A piece of a beautiful tapestry is missing. Can you figure out what its colors are?

The tapestry represents the factorizations of the numbers from 2 to 26.

Each 12×12 square on the tapestry represents a number between 2 and 26, such that all squares representing prime numbers are painted in single colors. The colors of the squares representing composite numbers are determined by the factors of these numbers.

The number 2 is represented by orange color (top left corner). The number 3 is represented by green color. The number 4 = 2×2 is represented once again by orange (2, 2) color. The number 5 is represented by red color. The number 6 = 2×3 is represented by orange (2) and green (3) colors. The number 7 is represented by blue color. The number 8 = 2×2×2 is represented once again by orange (2, 2, 2) color. The number 9 =3×3 is represented once again by green (3, 3) color. The number 10 = 2×5 is represented by orange (2) and red (5) colors, and so on.

## Does Not Divide Another

How many numbers between 1 and 100 can you pick at most, so that none of them divides another?

You can choose at most 50 numbers: 51, 52, 53, …, 100.

In order to see that you cannot choose more than 50, express each number in the form 2ⁿ×m, where m is an odd number.
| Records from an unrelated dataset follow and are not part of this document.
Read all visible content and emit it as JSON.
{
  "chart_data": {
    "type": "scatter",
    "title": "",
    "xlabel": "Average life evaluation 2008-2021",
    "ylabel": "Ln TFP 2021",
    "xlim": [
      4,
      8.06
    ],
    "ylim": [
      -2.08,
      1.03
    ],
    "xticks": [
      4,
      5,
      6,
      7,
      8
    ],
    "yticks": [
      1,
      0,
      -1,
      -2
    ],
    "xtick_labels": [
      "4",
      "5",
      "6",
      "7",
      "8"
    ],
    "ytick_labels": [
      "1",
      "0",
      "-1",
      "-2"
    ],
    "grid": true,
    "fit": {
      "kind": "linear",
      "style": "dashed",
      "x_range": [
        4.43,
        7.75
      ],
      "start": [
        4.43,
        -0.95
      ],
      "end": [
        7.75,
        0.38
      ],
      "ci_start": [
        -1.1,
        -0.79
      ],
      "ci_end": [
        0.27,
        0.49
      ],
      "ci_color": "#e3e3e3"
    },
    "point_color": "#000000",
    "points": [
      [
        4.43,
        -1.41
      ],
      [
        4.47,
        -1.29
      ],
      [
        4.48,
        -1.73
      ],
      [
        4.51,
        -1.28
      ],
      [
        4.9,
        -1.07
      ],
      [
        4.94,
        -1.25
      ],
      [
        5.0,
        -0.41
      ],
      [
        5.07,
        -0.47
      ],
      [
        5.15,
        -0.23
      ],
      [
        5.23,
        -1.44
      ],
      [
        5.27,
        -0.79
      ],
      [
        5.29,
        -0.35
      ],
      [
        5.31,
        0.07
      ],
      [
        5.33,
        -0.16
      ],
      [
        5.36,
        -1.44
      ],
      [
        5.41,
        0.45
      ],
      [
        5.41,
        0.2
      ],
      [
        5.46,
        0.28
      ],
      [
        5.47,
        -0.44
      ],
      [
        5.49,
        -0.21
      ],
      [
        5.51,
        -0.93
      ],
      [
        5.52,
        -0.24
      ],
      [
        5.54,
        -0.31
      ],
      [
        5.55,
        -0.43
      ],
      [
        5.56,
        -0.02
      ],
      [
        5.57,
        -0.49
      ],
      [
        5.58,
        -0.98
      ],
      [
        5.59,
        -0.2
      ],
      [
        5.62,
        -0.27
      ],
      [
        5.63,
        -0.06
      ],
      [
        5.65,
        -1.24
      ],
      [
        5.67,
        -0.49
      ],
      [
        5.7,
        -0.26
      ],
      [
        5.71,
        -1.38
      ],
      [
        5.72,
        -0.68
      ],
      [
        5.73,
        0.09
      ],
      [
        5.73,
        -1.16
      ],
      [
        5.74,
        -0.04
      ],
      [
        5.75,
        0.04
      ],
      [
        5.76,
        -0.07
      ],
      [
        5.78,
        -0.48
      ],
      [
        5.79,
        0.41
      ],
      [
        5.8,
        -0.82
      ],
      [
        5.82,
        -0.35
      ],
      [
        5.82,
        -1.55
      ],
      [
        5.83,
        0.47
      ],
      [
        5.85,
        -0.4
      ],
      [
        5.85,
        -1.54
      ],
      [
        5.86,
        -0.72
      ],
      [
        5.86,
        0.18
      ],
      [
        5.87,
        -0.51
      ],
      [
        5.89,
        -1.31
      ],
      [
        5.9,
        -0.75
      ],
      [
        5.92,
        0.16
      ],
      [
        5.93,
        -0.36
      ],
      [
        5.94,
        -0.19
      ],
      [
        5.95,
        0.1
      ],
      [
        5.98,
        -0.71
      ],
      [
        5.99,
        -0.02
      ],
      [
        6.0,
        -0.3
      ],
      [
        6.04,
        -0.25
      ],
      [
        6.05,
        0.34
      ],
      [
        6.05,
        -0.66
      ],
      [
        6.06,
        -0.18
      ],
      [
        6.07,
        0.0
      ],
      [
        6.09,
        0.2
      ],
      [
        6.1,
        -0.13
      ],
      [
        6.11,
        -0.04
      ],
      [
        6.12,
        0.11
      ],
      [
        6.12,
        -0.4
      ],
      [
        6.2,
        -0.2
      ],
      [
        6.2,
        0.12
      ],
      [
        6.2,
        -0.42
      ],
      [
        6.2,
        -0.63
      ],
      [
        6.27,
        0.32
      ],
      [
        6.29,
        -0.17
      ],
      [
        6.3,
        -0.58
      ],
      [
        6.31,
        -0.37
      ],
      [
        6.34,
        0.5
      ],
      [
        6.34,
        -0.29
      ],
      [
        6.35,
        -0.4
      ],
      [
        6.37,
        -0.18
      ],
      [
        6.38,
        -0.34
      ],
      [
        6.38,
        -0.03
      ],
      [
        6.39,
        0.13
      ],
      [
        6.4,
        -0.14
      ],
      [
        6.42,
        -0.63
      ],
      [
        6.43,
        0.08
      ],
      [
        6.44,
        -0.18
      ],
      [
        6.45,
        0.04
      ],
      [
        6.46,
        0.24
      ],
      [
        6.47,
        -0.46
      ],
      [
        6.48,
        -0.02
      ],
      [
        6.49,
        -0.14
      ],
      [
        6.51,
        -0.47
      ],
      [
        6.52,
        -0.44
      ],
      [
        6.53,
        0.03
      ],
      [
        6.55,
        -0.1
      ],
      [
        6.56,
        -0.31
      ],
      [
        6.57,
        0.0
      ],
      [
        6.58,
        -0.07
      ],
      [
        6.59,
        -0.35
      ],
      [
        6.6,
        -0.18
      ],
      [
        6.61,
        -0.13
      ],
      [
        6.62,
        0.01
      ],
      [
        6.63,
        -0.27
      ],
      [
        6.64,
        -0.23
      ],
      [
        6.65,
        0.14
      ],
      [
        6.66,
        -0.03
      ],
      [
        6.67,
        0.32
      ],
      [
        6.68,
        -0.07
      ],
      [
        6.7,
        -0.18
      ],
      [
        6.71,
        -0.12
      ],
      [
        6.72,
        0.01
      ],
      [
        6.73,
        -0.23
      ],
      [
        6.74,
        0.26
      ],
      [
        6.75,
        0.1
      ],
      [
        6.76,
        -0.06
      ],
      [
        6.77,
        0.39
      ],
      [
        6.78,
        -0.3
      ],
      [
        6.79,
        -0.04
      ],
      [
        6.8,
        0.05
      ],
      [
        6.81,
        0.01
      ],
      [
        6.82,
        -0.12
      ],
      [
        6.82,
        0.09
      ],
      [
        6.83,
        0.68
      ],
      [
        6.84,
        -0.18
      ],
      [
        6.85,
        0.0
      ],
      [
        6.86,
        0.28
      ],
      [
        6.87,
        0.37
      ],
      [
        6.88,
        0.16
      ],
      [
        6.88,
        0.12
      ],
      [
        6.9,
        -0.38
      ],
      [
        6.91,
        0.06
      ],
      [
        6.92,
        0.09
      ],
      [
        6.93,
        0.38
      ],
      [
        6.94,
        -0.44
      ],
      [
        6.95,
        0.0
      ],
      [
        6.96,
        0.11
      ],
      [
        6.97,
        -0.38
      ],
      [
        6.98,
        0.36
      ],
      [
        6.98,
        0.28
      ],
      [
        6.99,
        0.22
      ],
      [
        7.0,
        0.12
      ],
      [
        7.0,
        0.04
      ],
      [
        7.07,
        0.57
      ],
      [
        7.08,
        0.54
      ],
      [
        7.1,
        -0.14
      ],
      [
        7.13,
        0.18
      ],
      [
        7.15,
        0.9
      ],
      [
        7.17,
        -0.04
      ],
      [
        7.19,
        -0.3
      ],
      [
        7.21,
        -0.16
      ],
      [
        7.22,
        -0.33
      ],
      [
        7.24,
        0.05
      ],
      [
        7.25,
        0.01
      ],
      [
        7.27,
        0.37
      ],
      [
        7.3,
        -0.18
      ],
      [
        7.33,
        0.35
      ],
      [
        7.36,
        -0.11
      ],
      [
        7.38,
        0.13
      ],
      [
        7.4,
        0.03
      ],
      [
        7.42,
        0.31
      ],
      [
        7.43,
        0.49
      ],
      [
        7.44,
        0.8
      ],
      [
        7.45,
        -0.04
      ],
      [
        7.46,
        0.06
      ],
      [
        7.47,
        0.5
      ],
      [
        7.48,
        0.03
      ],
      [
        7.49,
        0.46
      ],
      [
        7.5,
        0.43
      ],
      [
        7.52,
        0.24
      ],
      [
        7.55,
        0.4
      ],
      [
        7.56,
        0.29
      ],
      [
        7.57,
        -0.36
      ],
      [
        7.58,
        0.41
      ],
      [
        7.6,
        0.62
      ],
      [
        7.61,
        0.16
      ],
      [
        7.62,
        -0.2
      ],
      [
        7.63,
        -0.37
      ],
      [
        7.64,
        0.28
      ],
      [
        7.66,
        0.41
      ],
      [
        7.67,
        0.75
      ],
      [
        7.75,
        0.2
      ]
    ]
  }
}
Since no 2 numbers can have the same m in their expressions, and there are only 50 odd numbers between 1 and 100, the statement of the problem follows.

## Self-Describing Number

Find all 10-digit numbers with the following property:

• the first digit shows the number of 0s in the number
• the second digit shows the number of 1s in the number
• the third digit shows the number of 2s in the number, and so on

Let the number be ABCDEFGHIJ. The number of all digits is 10:

A + B + C + D + E + F + G + H + I + J = 10

Therefore, the sum of all digits is 10. Then:

0×A + 1×B + 2×C + 3×D + 4×E + 5×F + 6×G + 7×H + 8×I + 9×J = 10

We see that F, G, H, I, J < 2. If H = 1, I = 1, or J = 1, then the number contains at least 7 identical digits, clearly 0s. We find A > 6 and E = F = G = 0. It is easy to see that this does not lead to solutions, and then H = I = J = 0.

If G = 1, we get E = F = 0. There is a 6 in the number, so it must be A. We get 6BCD001000, and easily find the solution 6210001000.

If G = 0, F can be 0 or 1. If F = 1, then there must be a 5 in the number, so it must be A. We get 5BCDE10000. We don’t find any solutions.

If F = 0, then the number has at least five 0s, and therefore A > 4. However, since F = G = H = I = J = 0, the number does not have any digits larger than 4, and we get a contradiction.

Thus, the only solution is 6210001000.

## Five Points in a Square

There are 5 points in a square 1×1. Show that 2 of the points are within distance 0.75.

Split the unit square into 4 small squares with side lengths 0.5. At least one of these squares will contain 2 of the points. Since the diagonals of the small squares have lengths less than 0.75, these 2 points must be within such distance.

## Fish in a Pond

There are 5 fish in a pond. What is the probability that you can split the pond into 2 halves using a diameter, so that all fish end up in one half?

Let us generalize the problem to N fish in a pond. We can assume that all fish are on the boundary of the pond, which is a circle, and we need to find the probability that all of them are contained within a semi-circle.

For every fish Fᵢ, consider the semi-circle Cᵢ whose left end-point is at Fᵢ. The probability that all fish belong to Cᵢ is equal to 1/2ᴺ⁻¹. Since it is impossible to have 2 fish Fᵢ and Fⱼ, such that the semi-sircles Cᵢ and Cⱼ contain all fish, we see that the probability that all fish belong to Cᵢ for some i is equal to N/2ᴺ⁻¹.

When N = 5, we get that the answer is 5/16.

## Rapunzel and the Prince

The evil witch has left Rapunzel and the prince in the center of a completely dark, large, square prison room. The room is guarded by four silent monsters in each of its corners.  Rapunzel and the prince need to reach the only escape door located in the center of one of the walls, without getting near the foul beasts. How can they do this, considering they can not see anything and do not know in which direction to go?

The prince must stay in the center of the room and hold Rapunzel’s hair, gradually releasing it. Then, Rapunzel must walk in circles around the prince, until she gets to the walls and finds the escape door.